Ma ora ti devo lasciare, mio delicato pensiero fisso, giacché è ora che mi cambi per il pranzo che puntualmente verrà servito per il tocco delle 20. Ti ricordi lo scorso Agosto, quando giungemmo tu, Graziella, Marco ed io, a pranzo con i miei alle 20 e 10’, il loro sguardo torvo? Nulla è cambiato: forse anche la puntualità, come la bellezza, vuole stare al di sopra dei conflitti (sto scherzando naturalmente).
Ti mando un bacio anche da parte di Maria Teresa, che è stata qui ieri e mi ha chiesto di te (e di me, cioè di noi).
Buon giorno Ombretta! Vorrei che queste mie righe ti avessero svegliato, oggi, col sole… e che ti aiutassero ad essere felice, nell’attesa di rivedermi, perché oltre alla bellezza (e alla puntualità!)certamente l’amore non si schiera da una parte o dall’altra, ma le supera, le trafigge coi suoi dardi acuminati, le accomuna, le annulla, ne ride.
Ti amo, e presto verrò a farti capire quanto. Tieni il cuore pronto e le labbra socchiuse…tuo Duccio
Alfredo B., detto Duccio, tornò in città all’inizio di settembre e non fece in tempo a rivedere Ombretta, costretta assieme alla famiglia ad una repentina fuga in Svizzera presso lontani parenti della madre. Trovò un pacchetto, con una ciocca di capelli rosso rame ed una lettera di spiegazioni. Ci furono in seguito altre lettere, sempre più diradate nel tempo, poi la guerra.
Duccio dovette partire soldato e non fece a tempo a terminare il suo corso di laurea in fisica.
Morì sul fronte albanese in seguito ad una ferita malcurata.

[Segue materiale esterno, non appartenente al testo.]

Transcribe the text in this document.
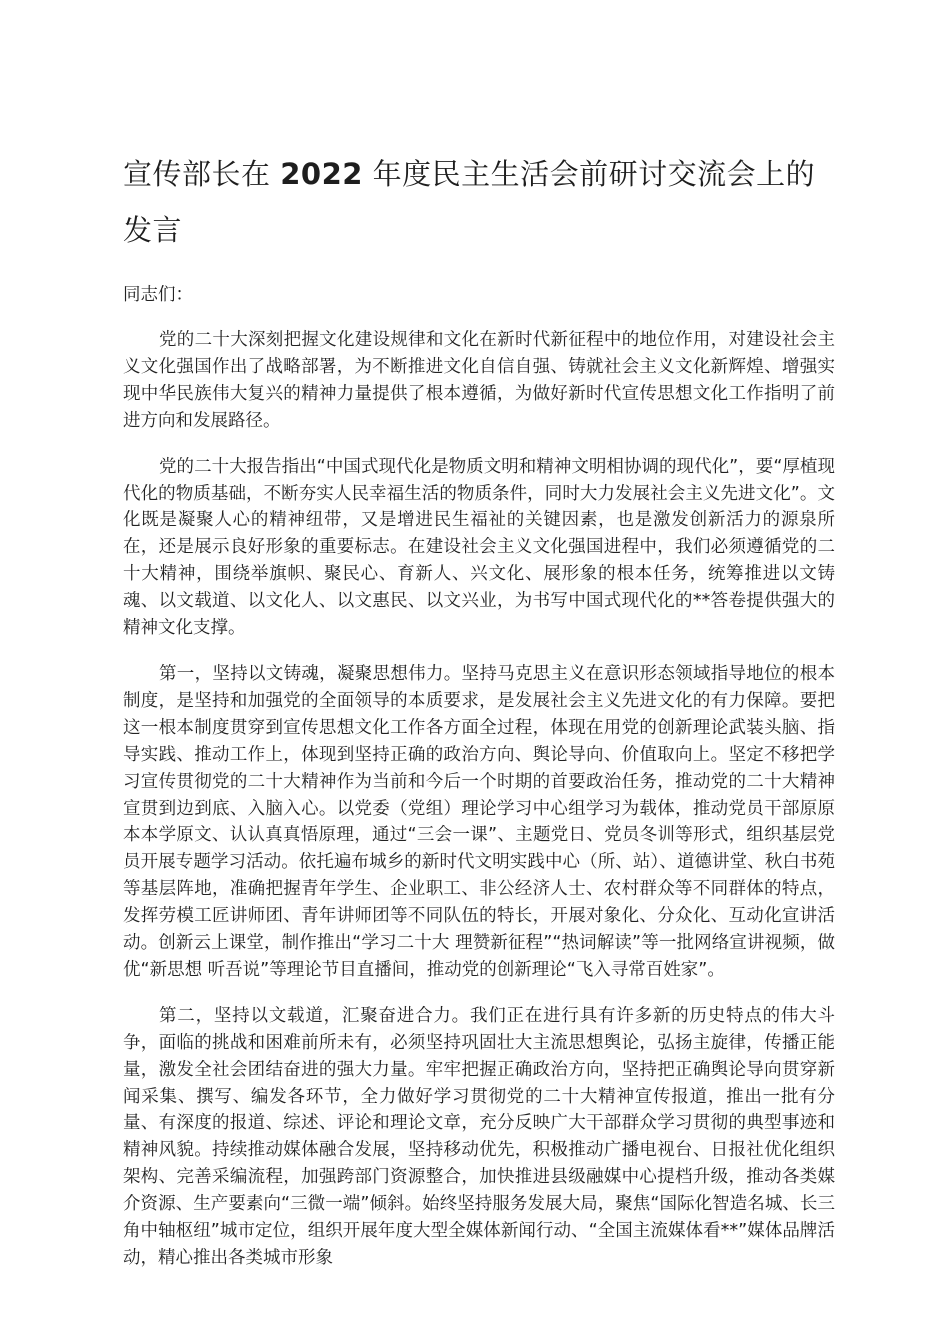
宣传部长在 2022 年度民主生活会前研讨交流会上的发言

同志们：

党的二十大深刻把握文化建设规律和文化在新时代新征程中的地位作用，对建设社会主义文化强国作出了战略部署，为不断推进文化自信自强、铸就社会主义文化新辉煌、增强实现中华民族伟大复兴的精神力量提供了根本遵循，为做好新时代宣传思想文化工作指明了前进方向和发展路径。

党的二十大报告指出“中国式现代化是物质文明和精神文明相协调的现代化”，要“厚植现代化的物质基础，不断夯实人民幸福生活的物质条件，同时大力发展社会主义先进文化”。文化既是凝聚人心的精神纽带，又是增进民生福祉的关键因素，也是激发创新活力的源泉所在，还是展示良好形象的重要标志。在建设社会主义文化强国进程中，我们必须遵循党的二十大精神，围绕举旗帜、聚民心、育新人、兴文化、展形象的根本任务，统筹推进以文铸魂、以文载道、以文化人、以文惠民、以文兴业，为书写中国式现代化的**答卷提供强大的精神文化支撑。

第一，坚持以文铸魂，凝聚思想伟力。坚持马克思主义在意识形态领域指导地位的根本制度，是坚持和加强党的全面领导的本质要求，是发展社会主义先进文化的有力保障。要把这一根本制度贯穿到宣传思想文化工作各方面全过程，体现在用党的创新理论武装头脑、指导实践、推动工作上，体现到坚持正确的政治方向、舆论导向、价值取向上。坚定不移把学习宣传贯彻党的二十大精神作为当前和今后一个时期的首要政治任务，推动党的二十大精神宣贯到边到底、入脑入心。以党委（党组）理论学习中心组学习为载体，推动党员干部原原本本学原文、认认真真悟原理，通过“三会一课”、主题党日、党员冬训等形式，组织基层党员开展专题学习活动。依托遍布城乡的新时代文明实践中心（所、站）、道德讲堂、秋白书苑等基层阵地，准确把握青年学生、企业职工、非公经济人士、农村群众等不同群体的特点，发挥劳模工匠讲师团、青年讲师团等不同队伍的特长，开展对象化、分众化、互动化宣讲活动。创新云上课堂，制作推出“学习二十大 理赞新征程”“热词解读”等一批网络宣讲视频，做优“新思想 听吾说”等理论节目直播间，推动党的创新理论“飞入寻常百姓家”。

第二，坚持以文载道，汇聚奋进合力。我们正在进行具有许多新的历史特点的伟大斗争，面临的挑战和困难前所未有，必须坚持巩固壮大主流思想舆论，弘扬主旋律，传播正能量，激发全社会团结奋进的强大力量。牢牢把握正确政治方向，坚持把正确舆论导向贯穿新闻采集、撰写、编发各环节，全力做好学习贯彻党的二十大精神宣传报道，推出一批有分量、有深度的报道、综述、评论和理论文章，充分反映广大干部群众学习贯彻的典型事迹和精神风貌。持续推动媒体融合发展，坚持移动优先，积极推动广播电视台、日报社优化组织架构、完善采编流程，加强跨部门资源整合，加快推进县级融媒中心提档升级，推动各类媒介资源、生产要素向“三微一端”倾斜。始终坚持服务发展大局，聚焦“国际化智造名城、长三角中轴枢纽”城市定位，组织开展年度大型全媒体新闻行动、“全国主流媒体看**”媒体品牌活动，精心推出各类城市形象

Tornata in Italia alla fine del conflitto, Ombretta G. si dedicò all’insegnamento, divenne
preside e, giunta alla pensione, scrisse e pubblicò le sue memorie: Ombretta G., ebrea,
un’autobiografia che lei amava definire di riparazione, intrisa di rammarico per essere
sopravvissuta, per la cui copertina scelse la fotografia del grande tiglio che ancora, silente testimone, le offriva la sua ombra nelle calure estive.